I wouldn’t trade my planet for any extraterrestrial habitat. Still, for some powerful individuals, it seems that even the most beautiful places on Earth are no longer exciting enough – so their gaze (and budget) increasingly turns toward Mars. Why humanity is so determined to colonize the red planet remains an open question. What is certain, however, is that it won’t happen any time soon – the technology we currently possess is still not up to the task of surviving in such extreme conditions.
One of the key questions when thinking about long-term human presence beyond Earth is how we will ensure sustainable living conditions. For instance, transporting construction materials from Earth is logistically complex and economically unsustainable – and the same goes for resources needed to grow plants, microorganisms, and other life forms that make up the basis of any ecosystem.
How do we create a closed system that not only protects humans from extreme conditions but also allows for the cultivation of organisms we depend on – from food to oxygen? This question is increasingly shifting the focus from traditional engineering solutions to approaches inspired by biology.
That’s why a recent study by scientists at Harvard’s School of Engineering and Applied Sciences caught my attention – not only for its innovative use of bioplastics and algae in extreme conditions, but also for the shift in perspective it represents: instead of bringing everything we need with us, can we grow some of the necessary resources on-site, in conditions similar to those on Mars?
The experiment, led by Professor Robin Wordsworth’s team, successfully grew algae under Mars-like conditions using bioplastic as the foundation for a closed habitat. Specifically, they used Dunaliella tertiolecta, known for its resilience and ability to perform photosynthesis under harsh conditions. The algae grew inside a chamber made of polylactic acid, a bioplastic that allows light to pass through while blocking harmful UV radiation.
The significance of this experiment is multifaceted. First, it demonstrates that it’s possible to create a controlled environment suitable for photosynthetic organisms even at a pressure of only 600 pascals – equivalent to the atmosphere on Mars. Second, the chamber successfully stabilized liquid water, a major challenge in low-pressure conditions. Third, and most importantly, the idea that bioplastics can be produced locally using algae opens up the possibility of a closed-loop system – where the habitat and the organisms within it support each other’s survival.
In this context, bioplastics are not just substitutes for industrial materials but a potential foundation for sustainable infrastructure beyond Earth. The concept departs from the traditional engineering approach based on transporting and storing materials: here, we’re talking about a system that grows and regenerates locally through biological processes.

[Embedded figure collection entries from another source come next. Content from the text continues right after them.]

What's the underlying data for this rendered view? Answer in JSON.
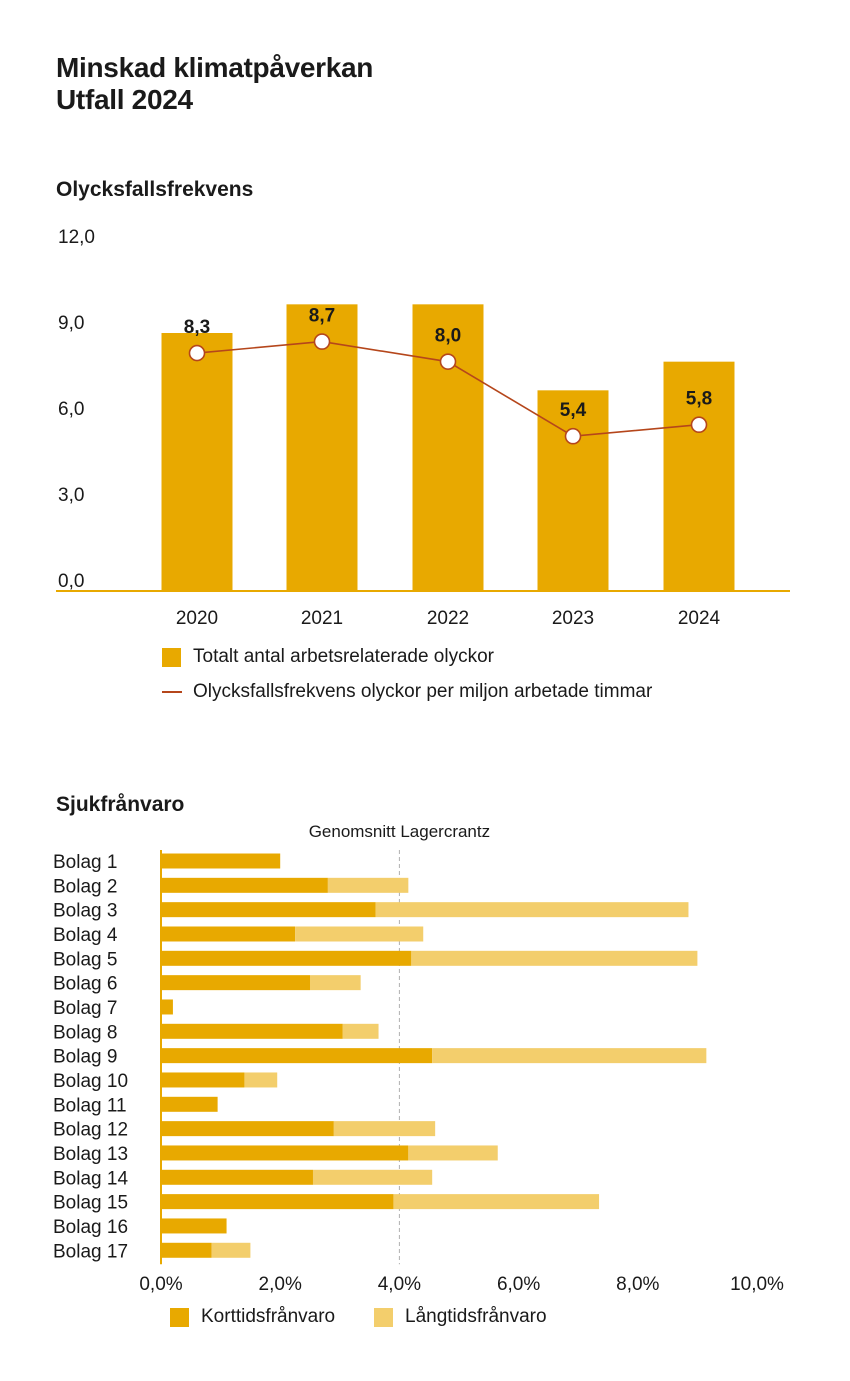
{
  "title_line1": "Minskad klimatpåverkan",
  "title_line2": "Utfall 2024",
  "colors": {
    "bar": "#e8a900",
    "line": "#b5461b",
    "short_term": "#e8a900",
    "long_term": "#f3ce6c",
    "axis": "#e8a900",
    "reference": "#b0b0b0"
  },
  "chart_data": [
    {
      "type": "bar",
      "title": "Olycksfallsfrekvens",
      "categories": [
        "2020",
        "2021",
        "2022",
        "2023",
        "2024"
      ],
      "ylim": [
        0,
        12
      ],
      "y_ticks": [
        "0,0",
        "3,0",
        "6,0",
        "9,0",
        "12,0"
      ],
      "grid": false,
      "series": [
        {
          "name": "Totalt antal arbetsrelaterade olyckor",
          "kind": "bar",
          "values": [
            9.0,
            10.0,
            10.0,
            7.0,
            8.0
          ]
        },
        {
          "name": "Olycksfallsfrekvens olyckor per miljon arbetade timmar",
          "kind": "line",
          "values": [
            8.3,
            8.7,
            8.0,
            5.4,
            5.8
          ],
          "labels": [
            "8,3",
            "8,7",
            "8,0",
            "5,4",
            "5,8"
          ]
        }
      ],
      "legend_position": "bottom"
    },
    {
      "type": "bar",
      "orientation": "horizontal",
      "stacked": true,
      "title": "Sjukfrånvaro",
      "categories": [
        "Bolag 1",
        "Bolag 2",
        "Bolag 3",
        "Bolag 4",
        "Bolag 5",
        "Bolag 6",
        "Bolag 7",
        "Bolag 8",
        "Bolag 9",
        "Bolag 10",
        "Bolag 11",
        "Bolag 12",
        "Bolag 13",
        "Bolag 14",
        "Bolag 15",
        "Bolag 16",
        "Bolag 17"
      ],
      "xlim": [
        0,
        10
      ],
      "x_ticks": [
        "0,0%",
        "2,0%",
        "4,0%",
        "6,0%",
        "8,0%",
        "10,0%"
      ],
      "reference_line": {
        "label": "Genomsnitt Lagercrantz",
        "value": 4.0
      },
      "series": [
        {
          "name": "Korttidsfrånvaro",
          "values": [
            2.0,
            2.8,
            3.6,
            2.25,
            4.2,
            2.5,
            0.2,
            3.05,
            4.55,
            1.4,
            0.95,
            2.9,
            4.15,
            2.55,
            3.9,
            1.1,
            0.85
          ]
        },
        {
          "name": "Långtidsfrånvaro",
          "values": [
            0.0,
            1.35,
            5.25,
            2.15,
            4.8,
            0.85,
            0.0,
            0.6,
            4.6,
            0.55,
            0.0,
            1.7,
            1.5,
            2.0,
            3.45,
            0.0,
            0.65
          ]
        }
      ],
      "legend_position": "bottom"
    }
  ]
}
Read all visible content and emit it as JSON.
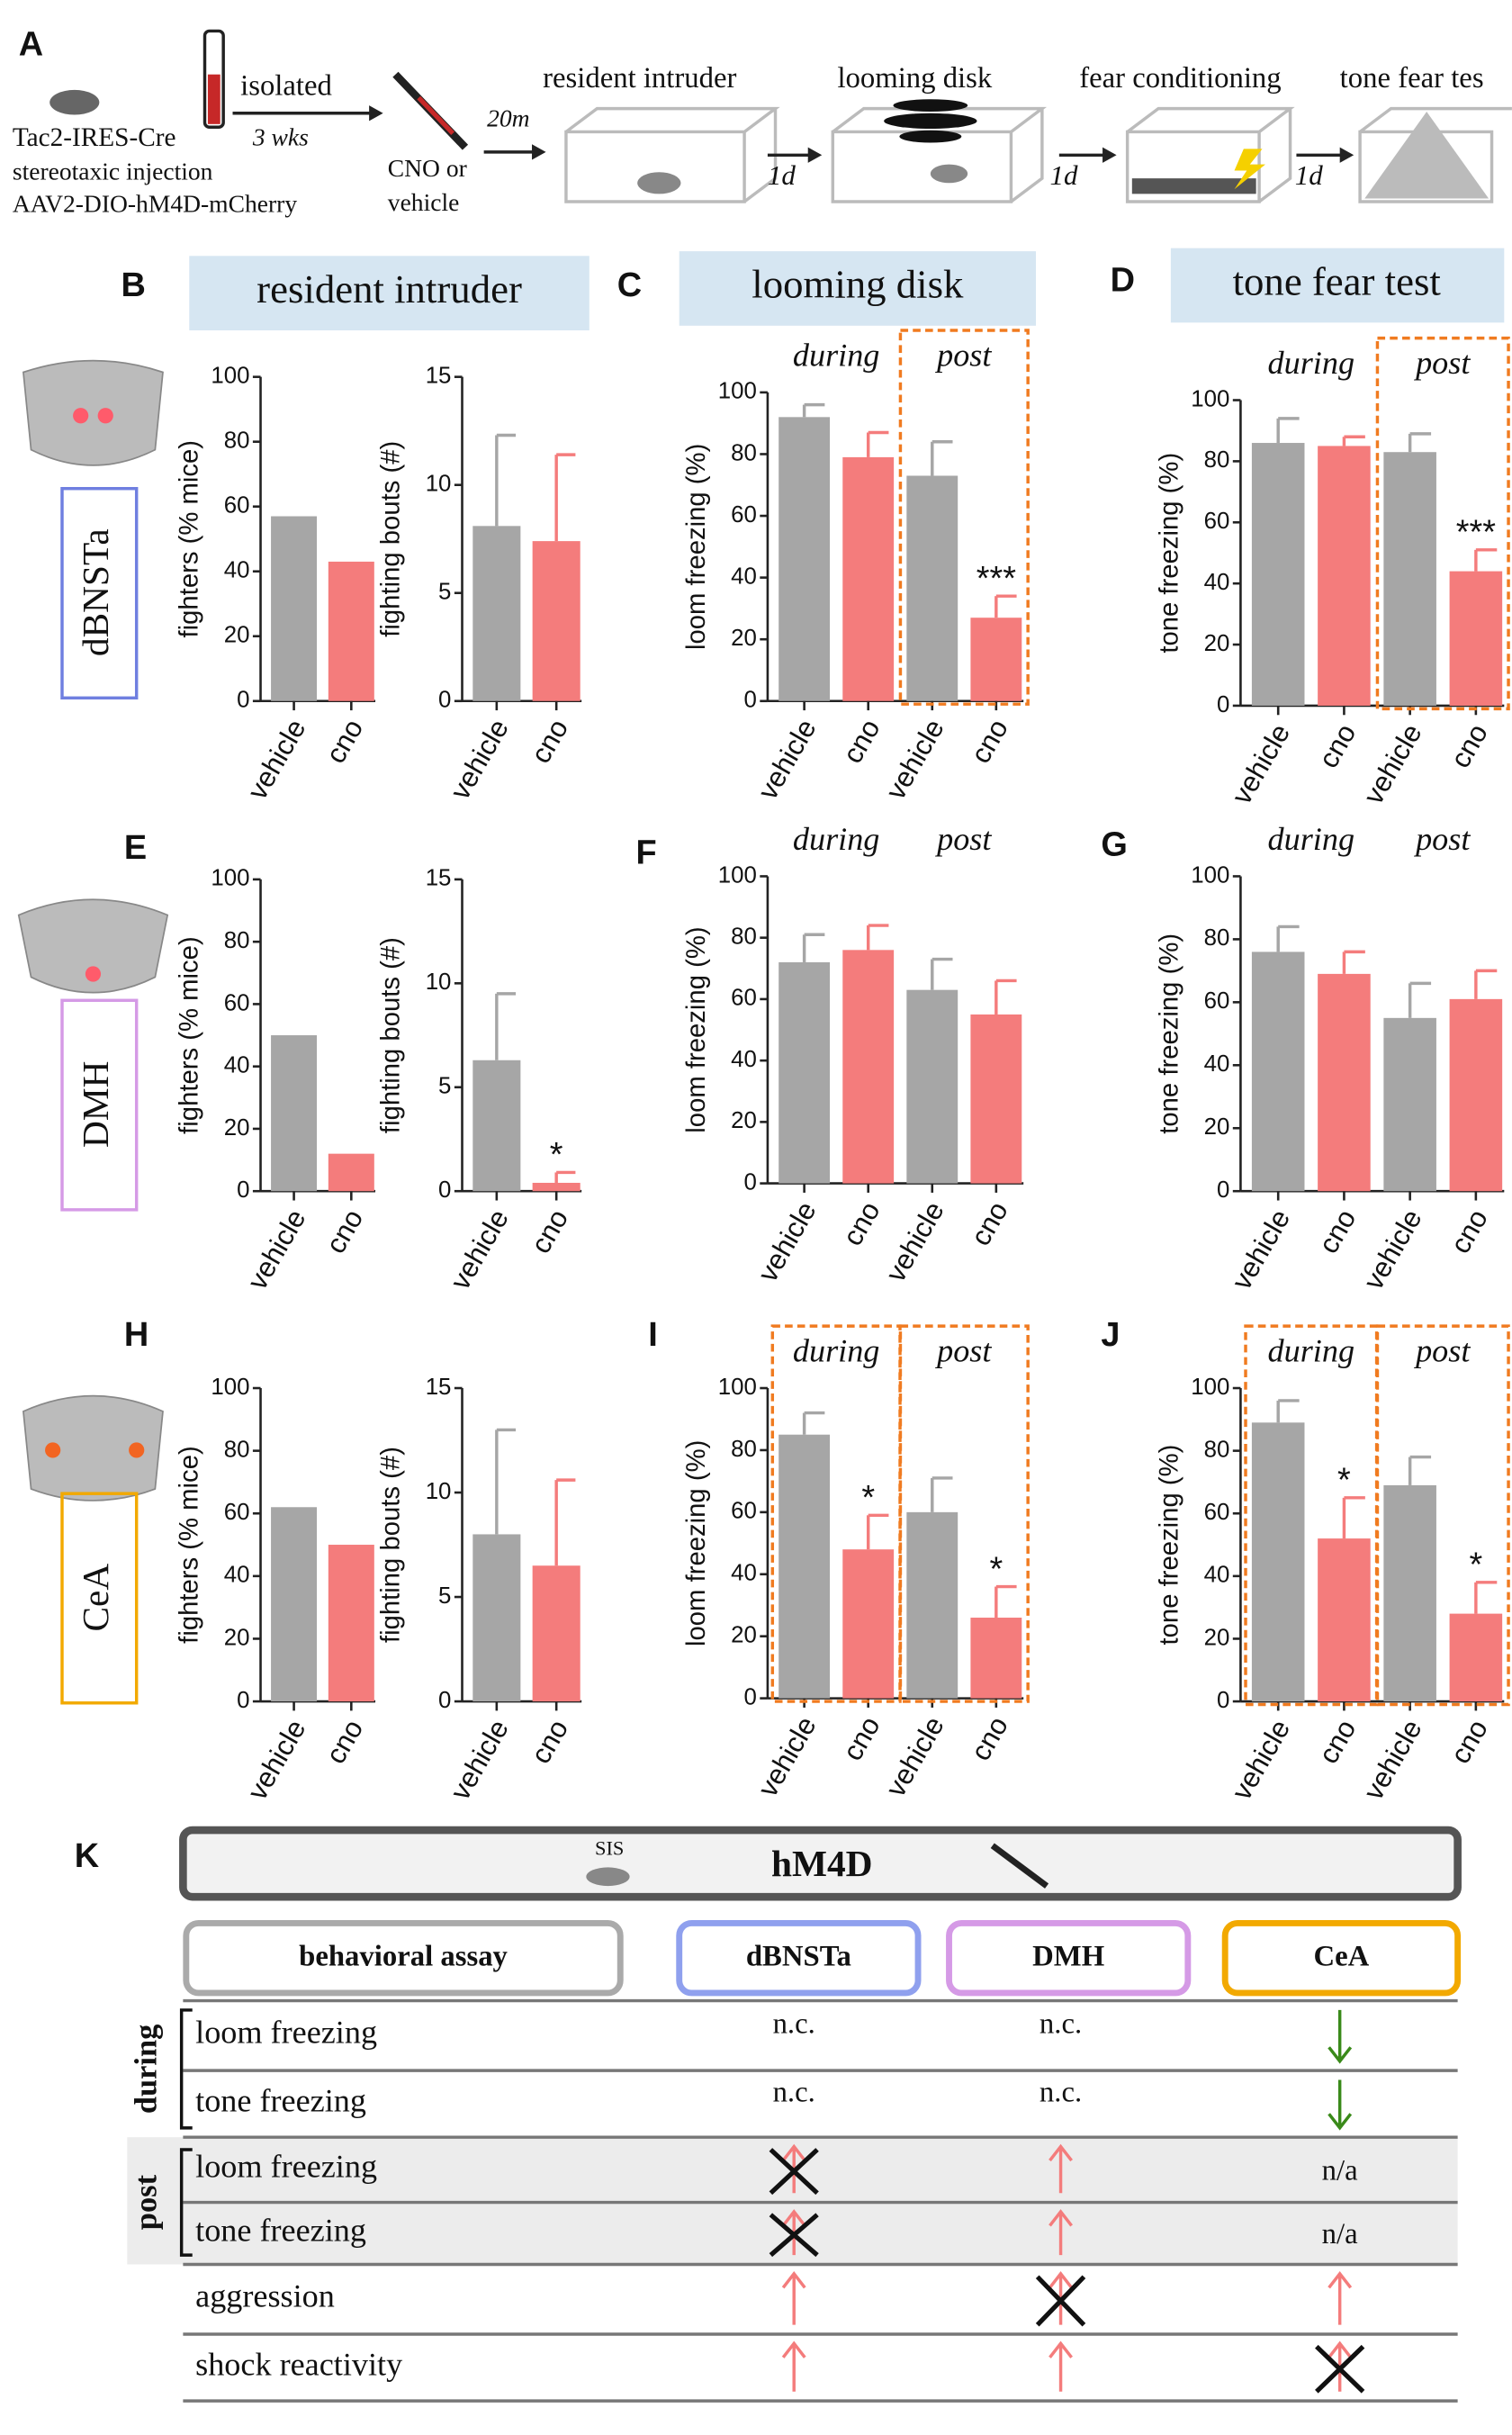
{
  "panels": [
    "A",
    "B",
    "C",
    "D",
    "E",
    "F",
    "G",
    "H",
    "I",
    "J",
    "K"
  ],
  "diagram": {
    "strain": "Tac2-IRES-Cre",
    "procedure": "stereotaxic injection",
    "virus": "AAV2-DIO-hM4D-mCherry",
    "housing": "isolated",
    "housing_time": "3 wks",
    "drug_1": "CNO or",
    "drug_2": "vehicle",
    "delay": "20m",
    "steps": [
      "resident intruder",
      "looming disk",
      "fear conditioning",
      "tone fear tes"
    ],
    "interval": "1d"
  },
  "headers": [
    "resident intruder",
    "looming disk",
    "tone fear test"
  ],
  "regions": [
    "dBNSTa",
    "DMH",
    "CeA"
  ],
  "chart_data": [
    {
      "type": "bar",
      "ylabel": "fighters (% mice)",
      "categories": [
        "vehicle",
        "cno"
      ],
      "values": [
        57,
        43
      ],
      "colors": [
        "#a6a6a6",
        "#f47c7c"
      ],
      "ylim": [
        0,
        100
      ],
      "yticks": [
        0,
        20,
        40,
        60,
        80,
        100
      ]
    },
    {
      "type": "bar",
      "ylabel": "fighting bouts (#)",
      "categories": [
        "vehicle",
        "cno"
      ],
      "values": [
        8.1,
        7.4
      ],
      "errors": [
        4.2,
        4.0
      ],
      "colors": [
        "#a6a6a6",
        "#f47c7c"
      ],
      "ylim": [
        0,
        15
      ],
      "yticks": [
        0,
        5,
        10,
        15
      ]
    },
    {
      "type": "bar",
      "ylabel": "loom freezing (%)",
      "categories": [
        "vehicle",
        "cno",
        "vehicle",
        "cno"
      ],
      "values": [
        92,
        79,
        73,
        27
      ],
      "errors": [
        4,
        8,
        11,
        7
      ],
      "colors": [
        "#a6a6a6",
        "#f47c7c",
        "#a6a6a6",
        "#f47c7c"
      ],
      "ylim": [
        0,
        100
      ],
      "yticks": [
        0,
        20,
        40,
        60,
        80,
        100
      ],
      "significance": [
        null,
        null,
        null,
        "***"
      ],
      "groups": [
        {
          "label": "during",
          "boxed": false
        },
        {
          "label": "post",
          "boxed": true
        }
      ]
    },
    {
      "type": "bar",
      "ylabel": "tone freezing (%)",
      "categories": [
        "vehicle",
        "cno",
        "vehicle",
        "cno"
      ],
      "values": [
        86,
        85,
        83,
        44
      ],
      "errors": [
        8,
        3,
        6,
        7
      ],
      "colors": [
        "#a6a6a6",
        "#f47c7c",
        "#a6a6a6",
        "#f47c7c"
      ],
      "ylim": [
        0,
        100
      ],
      "yticks": [
        0,
        20,
        40,
        60,
        80,
        100
      ],
      "significance": [
        null,
        null,
        null,
        "***"
      ],
      "groups": [
        {
          "label": "during",
          "boxed": false
        },
        {
          "label": "post",
          "boxed": true
        }
      ]
    },
    {
      "type": "bar",
      "ylabel": "fighters (% mice)",
      "categories": [
        "vehicle",
        "cno"
      ],
      "values": [
        50,
        12
      ],
      "colors": [
        "#a6a6a6",
        "#f47c7c"
      ],
      "ylim": [
        0,
        100
      ],
      "yticks": [
        0,
        20,
        40,
        60,
        80,
        100
      ]
    },
    {
      "type": "bar",
      "ylabel": "fighting bouts (#)",
      "categories": [
        "vehicle",
        "cno"
      ],
      "values": [
        6.3,
        0.4
      ],
      "errors": [
        3.2,
        0.5
      ],
      "colors": [
        "#a6a6a6",
        "#f47c7c"
      ],
      "ylim": [
        0,
        15
      ],
      "yticks": [
        0,
        5,
        10,
        15
      ],
      "significance": [
        null,
        "*"
      ]
    },
    {
      "type": "bar",
      "ylabel": "loom freezing (%)",
      "categories": [
        "vehicle",
        "cno",
        "vehicle",
        "cno"
      ],
      "values": [
        72,
        76,
        63,
        55
      ],
      "errors": [
        9,
        8,
        10,
        11
      ],
      "colors": [
        "#a6a6a6",
        "#f47c7c",
        "#a6a6a6",
        "#f47c7c"
      ],
      "ylim": [
        0,
        100
      ],
      "yticks": [
        0,
        20,
        40,
        60,
        80,
        100
      ],
      "groups": [
        {
          "label": "during",
          "boxed": false
        },
        {
          "label": "post",
          "boxed": false
        }
      ]
    },
    {
      "type": "bar",
      "ylabel": "tone freezing (%)",
      "categories": [
        "vehicle",
        "cno",
        "vehicle",
        "cno"
      ],
      "values": [
        76,
        69,
        55,
        61
      ],
      "errors": [
        8,
        7,
        11,
        9
      ],
      "colors": [
        "#a6a6a6",
        "#f47c7c",
        "#a6a6a6",
        "#f47c7c"
      ],
      "ylim": [
        0,
        100
      ],
      "yticks": [
        0,
        20,
        40,
        60,
        80,
        100
      ],
      "groups": [
        {
          "label": "during",
          "boxed": false
        },
        {
          "label": "post",
          "boxed": false
        }
      ]
    },
    {
      "type": "bar",
      "ylabel": "fighters (% mice)",
      "categories": [
        "vehicle",
        "cno"
      ],
      "values": [
        62,
        50
      ],
      "colors": [
        "#a6a6a6",
        "#f47c7c"
      ],
      "ylim": [
        0,
        100
      ],
      "yticks": [
        0,
        20,
        40,
        60,
        80,
        100
      ]
    },
    {
      "type": "bar",
      "ylabel": "fighting bouts (#)",
      "categories": [
        "vehicle",
        "cno"
      ],
      "values": [
        8.0,
        6.5
      ],
      "errors": [
        5.0,
        4.1
      ],
      "colors": [
        "#a6a6a6",
        "#f47c7c"
      ],
      "ylim": [
        0,
        15
      ],
      "yticks": [
        0,
        5,
        10,
        15
      ]
    },
    {
      "type": "bar",
      "ylabel": "loom freezing (%)",
      "categories": [
        "vehicle",
        "cno",
        "vehicle",
        "cno"
      ],
      "values": [
        85,
        48,
        60,
        26
      ],
      "errors": [
        7,
        11,
        11,
        10
      ],
      "colors": [
        "#a6a6a6",
        "#f47c7c",
        "#a6a6a6",
        "#f47c7c"
      ],
      "ylim": [
        0,
        100
      ],
      "yticks": [
        0,
        20,
        40,
        60,
        80,
        100
      ],
      "significance": [
        null,
        "*",
        null,
        "*"
      ],
      "groups": [
        {
          "label": "during",
          "boxed": true
        },
        {
          "label": "post",
          "boxed": true
        }
      ]
    },
    {
      "type": "bar",
      "ylabel": "tone freezing (%)",
      "categories": [
        "vehicle",
        "cno",
        "vehicle",
        "cno"
      ],
      "values": [
        89,
        52,
        69,
        28
      ],
      "errors": [
        7,
        13,
        9,
        10
      ],
      "colors": [
        "#a6a6a6",
        "#f47c7c",
        "#a6a6a6",
        "#f47c7c"
      ],
      "ylim": [
        0,
        100
      ],
      "yticks": [
        0,
        20,
        40,
        60,
        80,
        100
      ],
      "significance": [
        null,
        "*",
        null,
        "*"
      ],
      "groups": [
        {
          "label": "during",
          "boxed": true
        },
        {
          "label": "post",
          "boxed": true
        }
      ]
    }
  ],
  "table": {
    "title": "hM4D",
    "icon_label": "SIS",
    "columns": [
      "behavioral assay",
      "dBNSTa",
      "DMH",
      "CeA"
    ],
    "groups": [
      "during",
      "post"
    ],
    "rows": [
      {
        "label": "loom freezing",
        "cells": [
          "n.c.",
          "n.c.",
          null
        ]
      },
      {
        "label": "tone freezing",
        "cells": [
          "n.c.",
          "n.c.",
          null
        ]
      },
      {
        "label": "loom freezing",
        "cells": [
          null,
          null,
          "n/a"
        ]
      },
      {
        "label": "tone freezing",
        "cells": [
          null,
          null,
          "n/a"
        ]
      },
      {
        "label": "aggression",
        "cells": [
          null,
          null,
          null
        ]
      },
      {
        "label": "shock reactivity",
        "cells": [
          null,
          null,
          null
        ]
      }
    ]
  }
}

Interestingly, researchers didn’t stop with Mars. The next step is to test these systems in a vacuum, which would make them applicable on the Moon and in deep space. In parallel, they are developing a functional closed-loop system that could integrate production, growth, protection, and adaptation into a single efficient whole.
It’s important to note that such technologies are not being developed solely for future space colonization. Many of the principles behind them – circular systems, local production, reduced dependence on external resources – are directly applicable to sustainability efforts on Earth.
These studies don’t offer final solutions, but they do represent tangible steps toward self-sustaining systems. In that sense, bioplastic habitats with algae may not be the first homes on Mars – but they could form a vital foundation for rethinking how we build and sustain life anywhere in the Solar System.